I wasn’t going to answer. Yet dawn hung so near, what could it hurt? It would be a relief to confess my regret to someone, anyone, even the Demon Tamuel. Perhaps I pretended in that moment that it truly was DuHarren who sat across the rough-hewn planks of the table.
“Mary,” I whispered. I cleared my throat and said it louder. “Mary Evans. I would undo that.”
“Ah,” he said, still seeming kind. He produced bottle and quill and parchment once more. He unrolled it before me and I saw that the agreement was but a small paragraph.
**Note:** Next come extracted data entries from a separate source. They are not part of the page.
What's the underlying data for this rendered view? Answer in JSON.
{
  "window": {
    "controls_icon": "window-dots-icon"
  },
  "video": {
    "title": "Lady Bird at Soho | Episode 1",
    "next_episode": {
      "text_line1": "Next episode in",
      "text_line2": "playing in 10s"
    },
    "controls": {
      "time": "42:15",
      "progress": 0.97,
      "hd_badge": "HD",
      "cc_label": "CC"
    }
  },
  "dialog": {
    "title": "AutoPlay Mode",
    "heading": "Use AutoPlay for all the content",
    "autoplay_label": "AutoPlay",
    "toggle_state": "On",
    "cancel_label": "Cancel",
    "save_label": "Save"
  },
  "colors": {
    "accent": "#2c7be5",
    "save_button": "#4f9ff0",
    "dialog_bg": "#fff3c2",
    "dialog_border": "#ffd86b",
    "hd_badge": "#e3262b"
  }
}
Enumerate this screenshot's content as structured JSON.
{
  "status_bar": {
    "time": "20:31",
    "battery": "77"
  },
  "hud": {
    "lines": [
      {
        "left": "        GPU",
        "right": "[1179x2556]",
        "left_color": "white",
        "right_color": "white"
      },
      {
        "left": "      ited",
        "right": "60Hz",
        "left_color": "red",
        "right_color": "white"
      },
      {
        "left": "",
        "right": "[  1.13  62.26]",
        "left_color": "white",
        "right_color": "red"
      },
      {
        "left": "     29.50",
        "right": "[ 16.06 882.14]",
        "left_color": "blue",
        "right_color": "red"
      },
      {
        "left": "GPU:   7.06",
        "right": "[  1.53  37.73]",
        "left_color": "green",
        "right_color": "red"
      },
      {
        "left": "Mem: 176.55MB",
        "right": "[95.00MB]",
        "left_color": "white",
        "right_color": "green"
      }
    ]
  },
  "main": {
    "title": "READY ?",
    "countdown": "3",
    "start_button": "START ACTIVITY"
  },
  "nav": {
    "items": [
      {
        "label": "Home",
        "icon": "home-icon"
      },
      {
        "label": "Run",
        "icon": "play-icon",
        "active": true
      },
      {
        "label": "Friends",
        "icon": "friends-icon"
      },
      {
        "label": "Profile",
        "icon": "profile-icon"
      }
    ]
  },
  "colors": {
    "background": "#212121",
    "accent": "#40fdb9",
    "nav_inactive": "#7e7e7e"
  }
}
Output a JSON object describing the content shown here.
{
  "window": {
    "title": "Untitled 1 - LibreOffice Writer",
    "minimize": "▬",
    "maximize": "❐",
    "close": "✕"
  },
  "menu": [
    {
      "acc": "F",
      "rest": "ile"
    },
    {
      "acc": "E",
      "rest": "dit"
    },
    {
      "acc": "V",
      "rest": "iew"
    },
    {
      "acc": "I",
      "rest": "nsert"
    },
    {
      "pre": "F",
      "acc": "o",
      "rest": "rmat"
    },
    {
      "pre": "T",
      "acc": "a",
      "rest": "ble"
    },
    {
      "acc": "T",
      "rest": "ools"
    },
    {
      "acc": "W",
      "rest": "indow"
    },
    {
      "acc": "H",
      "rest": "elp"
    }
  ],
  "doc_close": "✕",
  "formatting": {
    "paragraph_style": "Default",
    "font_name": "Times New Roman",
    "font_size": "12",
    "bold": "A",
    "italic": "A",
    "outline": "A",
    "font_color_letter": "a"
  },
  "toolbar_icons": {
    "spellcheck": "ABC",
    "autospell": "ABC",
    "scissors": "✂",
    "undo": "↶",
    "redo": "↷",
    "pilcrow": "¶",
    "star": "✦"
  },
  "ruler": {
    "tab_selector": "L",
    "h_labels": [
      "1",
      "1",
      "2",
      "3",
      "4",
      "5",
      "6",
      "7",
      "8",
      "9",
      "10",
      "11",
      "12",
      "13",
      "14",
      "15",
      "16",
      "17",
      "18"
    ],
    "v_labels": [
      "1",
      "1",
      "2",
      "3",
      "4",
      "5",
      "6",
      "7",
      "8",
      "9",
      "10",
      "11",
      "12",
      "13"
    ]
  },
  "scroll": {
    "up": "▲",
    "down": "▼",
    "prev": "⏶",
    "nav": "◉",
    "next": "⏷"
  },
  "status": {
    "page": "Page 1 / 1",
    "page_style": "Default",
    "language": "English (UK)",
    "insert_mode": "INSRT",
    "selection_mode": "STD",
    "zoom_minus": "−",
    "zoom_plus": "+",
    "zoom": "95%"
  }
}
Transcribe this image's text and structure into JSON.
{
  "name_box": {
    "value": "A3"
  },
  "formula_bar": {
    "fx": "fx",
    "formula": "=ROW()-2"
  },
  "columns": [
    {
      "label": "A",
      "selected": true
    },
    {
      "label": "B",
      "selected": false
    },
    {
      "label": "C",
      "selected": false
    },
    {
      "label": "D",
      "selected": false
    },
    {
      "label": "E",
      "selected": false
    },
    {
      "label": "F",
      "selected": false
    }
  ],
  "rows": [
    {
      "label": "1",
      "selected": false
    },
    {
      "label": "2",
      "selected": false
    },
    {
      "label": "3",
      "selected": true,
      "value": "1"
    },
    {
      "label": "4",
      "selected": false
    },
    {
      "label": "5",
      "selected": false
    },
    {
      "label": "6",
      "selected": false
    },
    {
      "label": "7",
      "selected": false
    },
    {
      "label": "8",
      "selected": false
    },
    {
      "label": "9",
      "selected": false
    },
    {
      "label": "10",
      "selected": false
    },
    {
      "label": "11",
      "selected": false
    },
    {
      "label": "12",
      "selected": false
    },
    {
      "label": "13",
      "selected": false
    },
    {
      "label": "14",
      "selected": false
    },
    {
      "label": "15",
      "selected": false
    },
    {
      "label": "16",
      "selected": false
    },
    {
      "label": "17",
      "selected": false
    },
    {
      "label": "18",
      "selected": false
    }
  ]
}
Below it stretched inch upon inch of parchment bearing one signature after another, each crossed out with a single neat line. As I watched, he dipped his quill in his well of blood-red ink, and scribed just such a line through the last name on the list.
Christian Stephen DuHarren.
I raised my gaze, expecting to look into the stone grey eyes that belonged to the man who had – in the end at least – owned that name. Instead, I saw green, my own too-liquid eyes – but dark as though through smoke over an olivine sea. I drew back, leaned away from that mirage as far as I could. The mirror eyes tethered my body there on the bench, but through my soul’s eye I saw from a distance.
There I sat in the tavern light’s glow, a hapless body housing a weak mind and a soul that craved the taste of every sweet evil I had renounced. But across the table breathed another me, a Michael Carrick with weakness smoothed from his brow, timid step made bold and sure, soft places girded with muscle. The things such a man, such a solid Michael Carrick, might do!
Light surged in those sea-gem eyes then, and drew me close until once more I sat body and soul across from Tamuel. As never before I loathed the cloak of my craven flesh, despised my heart with its cowardly tremble, endured my substance like torture. Tamuel reached his blunt-fingered, freckled hand – my own hand – across the age-polished oak, and I took it. My heart calmed, the tide of pain washed out. I did not receive strength, but I felt its promise.
Tamuel released me and showed me a likeness of my smile, then flattened the parchment open with one hand and elbow. With the other hand he dipped the quill anew and offered it to me, cocking an eyebrow.
“Well then,” he asked, “for the good of our flock?”